On a cru de tout temps que l’absence refroidissait l’amitié et pourtant l’amitié ne connaît pas de distance, puisqu’elle peut se faire sentir d’un bout du monde à l’autre. On a donc tort d’avancer qu’un sentiment doux et tranquille comme l’amitié, reçoit une atteinte de la séparation des amis et de la distance des lieux.
Selon les Hébreux, un ami présent vaut mieux qu’un frère absent. Les Grecs disaient que les amis éloignés ne sont plus des amis, ce que les Latins ont rendu par ces mots : Haud est amicus, arnicas absit, si procul, ce qui veut dire : Il n’y a pas d ami, s’il est loin, ce qui est une idée fort exagérée et contraire à l’humanité.
L’amitié, dit un proverbe grec, est aussi nécessaire que l’eau et le feu.
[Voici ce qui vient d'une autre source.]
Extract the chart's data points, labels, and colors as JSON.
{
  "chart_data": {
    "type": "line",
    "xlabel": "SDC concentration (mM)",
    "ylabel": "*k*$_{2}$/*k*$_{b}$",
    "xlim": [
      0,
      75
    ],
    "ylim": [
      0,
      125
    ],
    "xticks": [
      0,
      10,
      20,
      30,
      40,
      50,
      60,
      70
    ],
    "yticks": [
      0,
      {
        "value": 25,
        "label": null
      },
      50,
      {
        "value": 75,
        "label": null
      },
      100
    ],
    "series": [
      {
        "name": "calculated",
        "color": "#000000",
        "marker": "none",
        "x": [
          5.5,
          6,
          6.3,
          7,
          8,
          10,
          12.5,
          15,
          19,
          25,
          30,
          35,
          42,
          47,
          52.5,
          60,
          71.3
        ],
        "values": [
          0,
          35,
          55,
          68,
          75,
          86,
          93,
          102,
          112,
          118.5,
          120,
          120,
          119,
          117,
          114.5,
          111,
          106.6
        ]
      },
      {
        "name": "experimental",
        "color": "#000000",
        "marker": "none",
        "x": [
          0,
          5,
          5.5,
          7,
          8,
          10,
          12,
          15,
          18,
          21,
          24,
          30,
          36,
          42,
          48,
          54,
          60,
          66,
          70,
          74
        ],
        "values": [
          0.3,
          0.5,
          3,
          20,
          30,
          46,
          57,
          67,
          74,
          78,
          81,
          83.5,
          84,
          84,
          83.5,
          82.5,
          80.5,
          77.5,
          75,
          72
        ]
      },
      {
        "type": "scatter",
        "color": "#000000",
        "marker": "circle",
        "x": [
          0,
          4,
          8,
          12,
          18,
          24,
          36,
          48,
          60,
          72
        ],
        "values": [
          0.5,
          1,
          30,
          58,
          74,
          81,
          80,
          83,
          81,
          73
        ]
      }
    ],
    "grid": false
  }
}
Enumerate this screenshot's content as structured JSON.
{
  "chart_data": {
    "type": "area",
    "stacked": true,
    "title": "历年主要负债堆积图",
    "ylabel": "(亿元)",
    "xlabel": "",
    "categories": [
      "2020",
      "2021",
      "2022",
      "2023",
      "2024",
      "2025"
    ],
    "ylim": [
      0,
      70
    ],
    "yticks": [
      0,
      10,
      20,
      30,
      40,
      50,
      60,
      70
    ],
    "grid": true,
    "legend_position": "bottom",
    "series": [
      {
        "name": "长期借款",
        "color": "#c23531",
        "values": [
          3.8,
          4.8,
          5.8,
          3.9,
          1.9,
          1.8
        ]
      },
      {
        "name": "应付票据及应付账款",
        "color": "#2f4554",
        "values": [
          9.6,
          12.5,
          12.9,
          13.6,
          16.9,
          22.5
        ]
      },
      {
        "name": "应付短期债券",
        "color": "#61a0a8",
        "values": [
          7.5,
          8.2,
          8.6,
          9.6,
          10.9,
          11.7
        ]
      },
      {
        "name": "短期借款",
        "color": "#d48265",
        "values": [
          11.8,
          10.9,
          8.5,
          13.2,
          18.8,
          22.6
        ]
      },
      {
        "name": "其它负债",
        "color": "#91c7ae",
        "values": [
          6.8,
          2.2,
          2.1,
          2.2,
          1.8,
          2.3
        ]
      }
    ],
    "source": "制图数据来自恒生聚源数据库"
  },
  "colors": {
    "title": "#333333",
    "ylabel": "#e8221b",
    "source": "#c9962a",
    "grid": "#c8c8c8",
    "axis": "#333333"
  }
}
Un auteur latin, nommé Properce (Elégie 21, livre III) a composé ce vers à ce sujet : Quantum oculis, animo tum procul ibit amor, ce qui signifie : L’amitié est loin quand elle échappe aux regards.
Montaigne, au contraire, prétend qu’on jouit moins d’un ami présent, que de celui qui est éloigné. Cela peut se comprendre ainsi. L’absence d’un ami n est pas précisément une absence, puisqu’on a la ressource de correspondre avec lui ; de plus on n’est pas exposé avec lui aux mécomptes que peut amener l’inégalité d’humeur ou le conflit des opinions et des sentiments. Ce qui a fait dire : Quelquefois on s’aime plus de loin que de près.